You Are Not Buying a Tool
A cybersecurity advisor is not a software vendor. You are not buying a dashboard, a scanner, or a monitoring platform. You are buying judgment.
That means the first thing a good advisor should do is ask questions, not pitch solutions. What systems do you rely on? Who has admin access? What vendors touch your environment? What would hurt most if it failed tomorrow? The answers to those questions shape everything that follows.
Expect Honesty About What Matters Most
Small businesses are not banks.

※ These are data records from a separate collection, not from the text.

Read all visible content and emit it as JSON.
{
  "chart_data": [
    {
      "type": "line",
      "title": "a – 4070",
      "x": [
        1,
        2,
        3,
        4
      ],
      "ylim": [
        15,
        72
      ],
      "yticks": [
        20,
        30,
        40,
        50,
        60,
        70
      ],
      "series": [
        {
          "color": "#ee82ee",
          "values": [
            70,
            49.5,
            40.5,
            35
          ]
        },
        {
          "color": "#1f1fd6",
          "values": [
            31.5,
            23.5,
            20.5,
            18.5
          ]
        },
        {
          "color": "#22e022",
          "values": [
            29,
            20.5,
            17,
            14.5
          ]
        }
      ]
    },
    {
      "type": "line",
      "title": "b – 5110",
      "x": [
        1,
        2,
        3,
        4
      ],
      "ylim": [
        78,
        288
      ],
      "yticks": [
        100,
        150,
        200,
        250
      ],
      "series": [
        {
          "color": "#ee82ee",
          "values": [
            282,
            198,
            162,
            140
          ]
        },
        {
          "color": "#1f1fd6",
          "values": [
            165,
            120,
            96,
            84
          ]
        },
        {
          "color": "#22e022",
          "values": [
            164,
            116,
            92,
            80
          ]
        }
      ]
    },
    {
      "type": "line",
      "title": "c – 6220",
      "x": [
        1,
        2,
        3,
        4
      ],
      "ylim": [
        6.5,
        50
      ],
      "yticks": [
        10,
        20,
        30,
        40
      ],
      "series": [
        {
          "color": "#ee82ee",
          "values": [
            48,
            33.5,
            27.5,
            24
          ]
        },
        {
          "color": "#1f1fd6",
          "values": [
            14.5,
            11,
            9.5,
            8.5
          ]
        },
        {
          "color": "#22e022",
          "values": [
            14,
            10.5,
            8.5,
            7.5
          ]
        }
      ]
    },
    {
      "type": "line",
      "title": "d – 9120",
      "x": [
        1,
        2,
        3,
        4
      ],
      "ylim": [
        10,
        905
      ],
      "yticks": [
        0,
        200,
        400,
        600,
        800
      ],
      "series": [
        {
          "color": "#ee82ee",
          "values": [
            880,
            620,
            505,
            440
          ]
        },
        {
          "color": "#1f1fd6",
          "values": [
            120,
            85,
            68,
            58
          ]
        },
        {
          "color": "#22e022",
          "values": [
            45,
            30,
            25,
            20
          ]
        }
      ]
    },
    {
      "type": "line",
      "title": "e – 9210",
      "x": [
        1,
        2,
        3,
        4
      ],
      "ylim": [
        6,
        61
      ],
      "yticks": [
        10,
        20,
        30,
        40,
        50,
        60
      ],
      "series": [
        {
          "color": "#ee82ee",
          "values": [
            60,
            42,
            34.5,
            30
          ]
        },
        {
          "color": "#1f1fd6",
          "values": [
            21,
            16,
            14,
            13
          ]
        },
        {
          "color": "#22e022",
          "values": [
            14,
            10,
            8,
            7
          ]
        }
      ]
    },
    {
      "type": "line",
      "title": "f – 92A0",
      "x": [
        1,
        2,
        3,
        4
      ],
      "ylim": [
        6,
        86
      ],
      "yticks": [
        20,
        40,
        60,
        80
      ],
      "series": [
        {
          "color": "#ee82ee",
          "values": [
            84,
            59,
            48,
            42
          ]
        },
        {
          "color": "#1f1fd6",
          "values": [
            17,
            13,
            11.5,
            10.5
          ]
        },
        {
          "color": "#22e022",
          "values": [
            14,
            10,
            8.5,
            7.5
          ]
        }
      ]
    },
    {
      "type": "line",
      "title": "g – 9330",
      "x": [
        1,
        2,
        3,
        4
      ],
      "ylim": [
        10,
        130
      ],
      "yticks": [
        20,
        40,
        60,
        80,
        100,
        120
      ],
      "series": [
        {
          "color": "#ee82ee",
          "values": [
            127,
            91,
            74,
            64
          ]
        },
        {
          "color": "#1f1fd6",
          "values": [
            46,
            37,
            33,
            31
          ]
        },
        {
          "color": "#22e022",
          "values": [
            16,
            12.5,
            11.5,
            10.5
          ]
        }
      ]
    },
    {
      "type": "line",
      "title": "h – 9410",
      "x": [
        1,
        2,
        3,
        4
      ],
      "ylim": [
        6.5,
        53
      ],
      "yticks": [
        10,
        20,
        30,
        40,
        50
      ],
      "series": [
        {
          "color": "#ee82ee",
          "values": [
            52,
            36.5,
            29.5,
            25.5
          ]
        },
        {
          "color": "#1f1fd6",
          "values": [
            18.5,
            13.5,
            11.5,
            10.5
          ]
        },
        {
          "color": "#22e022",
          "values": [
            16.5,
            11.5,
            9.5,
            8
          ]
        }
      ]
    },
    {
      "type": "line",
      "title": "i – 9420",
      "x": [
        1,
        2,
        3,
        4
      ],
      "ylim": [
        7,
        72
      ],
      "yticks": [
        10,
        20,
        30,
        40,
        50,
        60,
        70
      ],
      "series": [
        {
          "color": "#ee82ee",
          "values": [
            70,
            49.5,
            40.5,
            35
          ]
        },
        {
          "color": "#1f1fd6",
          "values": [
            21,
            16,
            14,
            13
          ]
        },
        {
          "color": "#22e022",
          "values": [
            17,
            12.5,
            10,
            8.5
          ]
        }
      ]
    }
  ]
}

They do not need enterprise-grade security theater. A good advisor will tell you what your most avoidable risks are, prioritize them by business impact, and help you fix the things that actually matter — not the things that generate the most billable hours.
If an advisor’s first move is to recommend a long list of expensive tools, that is a signal. Practical cybersecurity starts with access, ownership, and configuration — not purchasing.
What Good Deliverables Look Like
At the end of an engagement, you should have something usable. Not a 200-page compliance report with no clear next step. Expect a risk summary written in plain language, a prioritized list of actions, and clarity on who owns what going forward.
If your advisor cannot explain the findings to someone who is not technical, the engagement did not fully succeed.
What to Expect on Microsoft 365
For most small businesses, Microsoft 365 is the center of the environment. Email, identity, file storage, admin access — it all runs through there. A competent advisor will review MFA configuration, admin role assignments, sharing settings, email security, and account recovery paths as a baseline. These are not advanced controls. They are the fundamentals, and they are frequently misconfigured.
Ongoing vs. One-Time
A single assessment gives you a snapshot. Ongoing advisory gives you a direction. Some businesses need a one-time review to understand where they stand. Others benefit from a fractional vCISO relationship — regular check-ins, guidance on new initiatives, and someone to call when something feels off. Know what you need before you start.
Where to Start
If you are evaluating cybersecurity advisory for your organization, start with a conversation — not a contract. A good advisor will tell you quickly whether there is a fit and what the right scope of work looks like for your situation.